Молчит, не отвечает.
- Ладно. Я тебя здесь оставлять не могу. Маму мы увезем, а что твоему папаше в голову придет - не знаю. Еще тебя чем-нибудь огреет.
Девочка вздохнула. Тяжело ей от всего этого. А что я могу сделать? С собой же ее не заберу. Очень мне хотелось помочь как-то этому ребенку. А как? Я сам, по сути, еще ребенком был. Напустил на себя суровости, чтоб в минор не уйти, и говорю:
- Пойдем, покажешь, где живет соседка, которая нас вызывала.
Покорно поплелась впереди меня. На той же лестничной площадке нам открыла дверь соседка.
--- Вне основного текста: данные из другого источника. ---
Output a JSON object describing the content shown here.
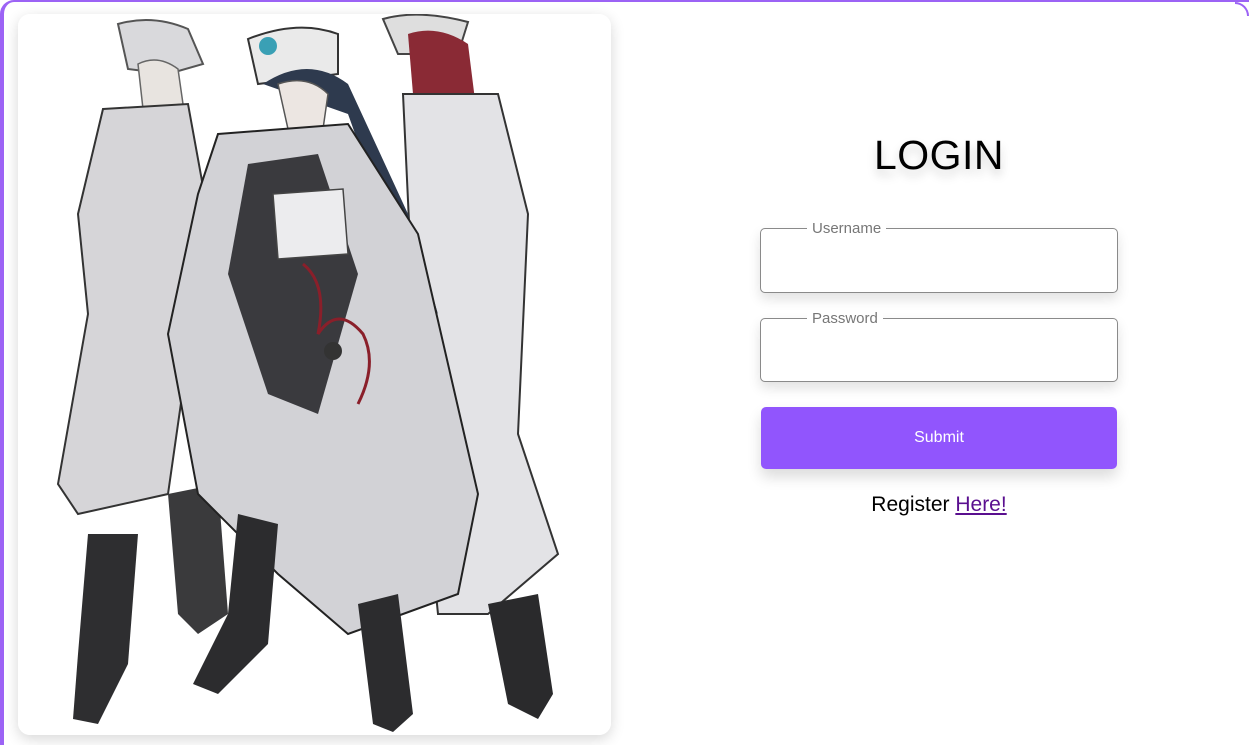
{
  "login": {
    "title": "LOGIN",
    "username_label": "Username",
    "username_value": "",
    "password_label": "Password",
    "password_value": "",
    "submit_label": "Submit",
    "register_prefix": "Register",
    "register_link": "Here!"
  },
  "image": {
    "description_icon": "character-illustration"
  },
  "colors": {
    "accent": "#9155fd",
    "frame_border": "#9c63f5",
    "link": "#5a0f8f"
  }
}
Объяснил ситуацию.
- До вечера пусть у вас посидит, пока ее отец не протрезвеет.
Дрогнула жилка на лице у соседки. Едва заметно дрогнула, но понял я, что не рада она. Но забрала девочку. Возвращаюсь. Пока ходил, обстановка переменилась в корне. Дебош, крики. Урод этот проснулся уже. Разбудил я его, наверное, все-таки. Встал он, а похмелиться нечем. Жена все выпила.
- Ах ты тварь! Алкоголичка конченая! Я тебя гадину задушу! Где водка? Сколько ж ты надо мной издеваться будешь? - надрывается мужичонка. Распаляет себя. Доктору моему все это не очень интересно. Он дядька флегматичный. Санитар - парень крепкий. Раза в два больше меня. Но безынициативный. Ему команда нужна. Без команды он теряется. В общем, пришлось мне порядки наводить. Начинаю:
- Чего разорался? В РОВД давно не был? Могу устроить. Тебе как, прям щас или до вечера подождешь?
Мужичок перевел на меня свои красные от бодуна и злости глаза. Взгляд не отвожу. Посмотрел он на меня, потом повернулся к благоверной, и хрясь ей в ухо. Со здоровой стороны, правда. Пожалел, жена все-таки. Тетка обмякла.
- Шо, гадюка? Напилась, ноги уже не держат?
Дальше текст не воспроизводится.